Laparoscopic radical antegrade modular pancreatosplenectomy (L-RAMPS) is currently considered technically safe and feasible. However, due to technical challenges and a lack of supporting evidence for widespread clinical applications, only a limited number of institutions are currently conducting L-RAMPS. This article aims to provide detailed techniques for laparoscopic posterior radical antegrade modular pancreatosplenectomy.
Distal pancreatic carcinoma is a highly malignant tumor with strong invasiveness, often growing to the edge of the pancreas and penetrating the pancreatic capsule to infiltrate surrounding tissues. In conventional distal pancreatosplenectomy (DPS), tumor cells are prone to spread along the direction of blood and lymphatic reflux due to surgical compression. Additionally, inflammation makes it challenging to achieve R0 resection, leading to a lower patient survival rate. To address these limitations, radical antegrade modular pancreatosplenectomy (RAMPS) was developed, emphasizing deeper excision, including the left anterior renal fascia, the left anterior renal adipose sac, and even the left adrenal gland, to improve the R0 resection rate. With the advancement of minimally invasive surgical techniques, laparoscopic RAMPS (L-RAMPS) is being considered technically safe and feasible in oncology.

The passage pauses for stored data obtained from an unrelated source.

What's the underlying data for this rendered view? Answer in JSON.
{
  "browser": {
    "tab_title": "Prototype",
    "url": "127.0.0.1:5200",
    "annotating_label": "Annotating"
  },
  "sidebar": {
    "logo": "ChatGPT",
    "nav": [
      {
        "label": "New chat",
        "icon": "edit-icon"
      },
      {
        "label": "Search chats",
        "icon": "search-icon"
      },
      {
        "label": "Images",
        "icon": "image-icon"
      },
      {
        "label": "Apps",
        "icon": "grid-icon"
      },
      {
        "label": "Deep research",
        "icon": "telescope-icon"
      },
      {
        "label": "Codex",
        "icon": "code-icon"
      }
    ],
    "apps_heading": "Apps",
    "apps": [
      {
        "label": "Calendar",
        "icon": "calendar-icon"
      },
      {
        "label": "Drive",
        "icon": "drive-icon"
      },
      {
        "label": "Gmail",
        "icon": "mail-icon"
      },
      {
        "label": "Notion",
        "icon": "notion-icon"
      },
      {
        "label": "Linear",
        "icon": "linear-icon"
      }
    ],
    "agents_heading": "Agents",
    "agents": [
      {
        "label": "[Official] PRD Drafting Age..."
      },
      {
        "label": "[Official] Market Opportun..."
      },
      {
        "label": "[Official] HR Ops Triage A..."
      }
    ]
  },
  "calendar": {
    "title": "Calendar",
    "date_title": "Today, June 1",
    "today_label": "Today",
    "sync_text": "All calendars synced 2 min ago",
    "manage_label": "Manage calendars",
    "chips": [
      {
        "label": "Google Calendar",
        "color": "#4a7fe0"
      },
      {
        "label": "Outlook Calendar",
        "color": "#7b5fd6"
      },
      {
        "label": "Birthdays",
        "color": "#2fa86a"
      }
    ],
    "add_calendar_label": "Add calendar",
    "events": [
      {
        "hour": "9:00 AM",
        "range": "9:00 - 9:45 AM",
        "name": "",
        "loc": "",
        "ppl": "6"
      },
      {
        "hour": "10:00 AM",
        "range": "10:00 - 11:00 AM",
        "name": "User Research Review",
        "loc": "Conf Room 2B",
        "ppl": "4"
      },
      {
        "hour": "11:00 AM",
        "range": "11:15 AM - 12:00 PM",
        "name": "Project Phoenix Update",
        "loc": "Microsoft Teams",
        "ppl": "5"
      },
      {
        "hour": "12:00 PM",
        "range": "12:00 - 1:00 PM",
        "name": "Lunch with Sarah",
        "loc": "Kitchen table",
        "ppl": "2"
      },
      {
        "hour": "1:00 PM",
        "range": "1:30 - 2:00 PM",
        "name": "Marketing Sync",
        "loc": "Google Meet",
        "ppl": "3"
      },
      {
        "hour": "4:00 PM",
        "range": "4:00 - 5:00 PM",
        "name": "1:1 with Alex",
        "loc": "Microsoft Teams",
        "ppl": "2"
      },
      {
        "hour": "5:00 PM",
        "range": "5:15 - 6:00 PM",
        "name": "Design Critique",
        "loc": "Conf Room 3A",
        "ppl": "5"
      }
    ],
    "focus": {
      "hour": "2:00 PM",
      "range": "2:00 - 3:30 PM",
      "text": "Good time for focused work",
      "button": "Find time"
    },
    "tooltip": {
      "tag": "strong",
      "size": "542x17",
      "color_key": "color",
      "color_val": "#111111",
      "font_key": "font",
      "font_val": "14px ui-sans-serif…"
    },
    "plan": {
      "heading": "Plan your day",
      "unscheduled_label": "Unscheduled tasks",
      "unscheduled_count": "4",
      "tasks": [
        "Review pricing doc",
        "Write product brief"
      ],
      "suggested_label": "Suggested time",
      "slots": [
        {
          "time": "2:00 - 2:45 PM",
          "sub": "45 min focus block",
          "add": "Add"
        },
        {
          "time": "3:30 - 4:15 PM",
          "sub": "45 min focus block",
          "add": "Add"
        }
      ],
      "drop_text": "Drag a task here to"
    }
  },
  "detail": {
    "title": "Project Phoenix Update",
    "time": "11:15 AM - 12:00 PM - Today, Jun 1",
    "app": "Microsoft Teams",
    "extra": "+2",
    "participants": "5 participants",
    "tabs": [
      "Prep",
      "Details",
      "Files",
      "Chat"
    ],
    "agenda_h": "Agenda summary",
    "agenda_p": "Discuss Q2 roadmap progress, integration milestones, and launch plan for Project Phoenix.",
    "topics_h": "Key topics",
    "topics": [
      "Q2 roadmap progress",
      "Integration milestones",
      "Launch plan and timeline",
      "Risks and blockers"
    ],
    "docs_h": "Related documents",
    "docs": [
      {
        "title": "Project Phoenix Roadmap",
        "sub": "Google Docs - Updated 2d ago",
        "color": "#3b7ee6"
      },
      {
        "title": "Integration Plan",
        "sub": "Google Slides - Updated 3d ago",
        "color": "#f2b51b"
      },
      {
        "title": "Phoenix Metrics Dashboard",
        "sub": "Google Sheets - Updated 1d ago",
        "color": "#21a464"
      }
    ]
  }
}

However, due to technical difficulties and a lack of supporting evidence for clinical application, only a few institutions are currently conducting L-RAMPS. In this context, this article presents detailed techniques for laparoscopic posterior radical antegrade modular pancreatosplenectomy (L-pRAMPS), offering promise for future clinical applications.
Conventional distal pancreatosplenectomy (DPS) has traditionally been the standard surgical procedure for distal pancreatic carcinoma1,2. Distal pancreatic carcinoma is a highly invasive tumor that easily infiltrates into retroperitoneal tissues. Simultaneously, pancreatic cancer is often accompanied by chronic pancreatitis, making the boundary between the pancreas and adjacent tissues unclear. Consequently, during conventional DPS, there is a risk of tumor cells spreading along the direction of blood circulation and lymphatic return. In addition to the inherent inflammation associated with pancreatic cancer, achieving R0 resection is challenging, leading to a relatively low postoperative survival rate for patients3.
With the advancement of surgical techniques and a deeper understanding of the pancreatic lymphatic system, the high positive rate of the surgical margin and incomplete lymph node dissection in conventional DPS have garnered more attention. In response, radical antegrade modular pancreatosplenectomy (RAMPS) has emerged to address these challenges3,4. RAMPS involves the complete removal of tissues around the body and tail of the pancreas, including the tumor, to ensure a negative incisional margin and thorough dissection of lymph nodes in N1 nodes, the superior mesenteric artery (SMA), and the anterior and left of the celiac trunk3,4.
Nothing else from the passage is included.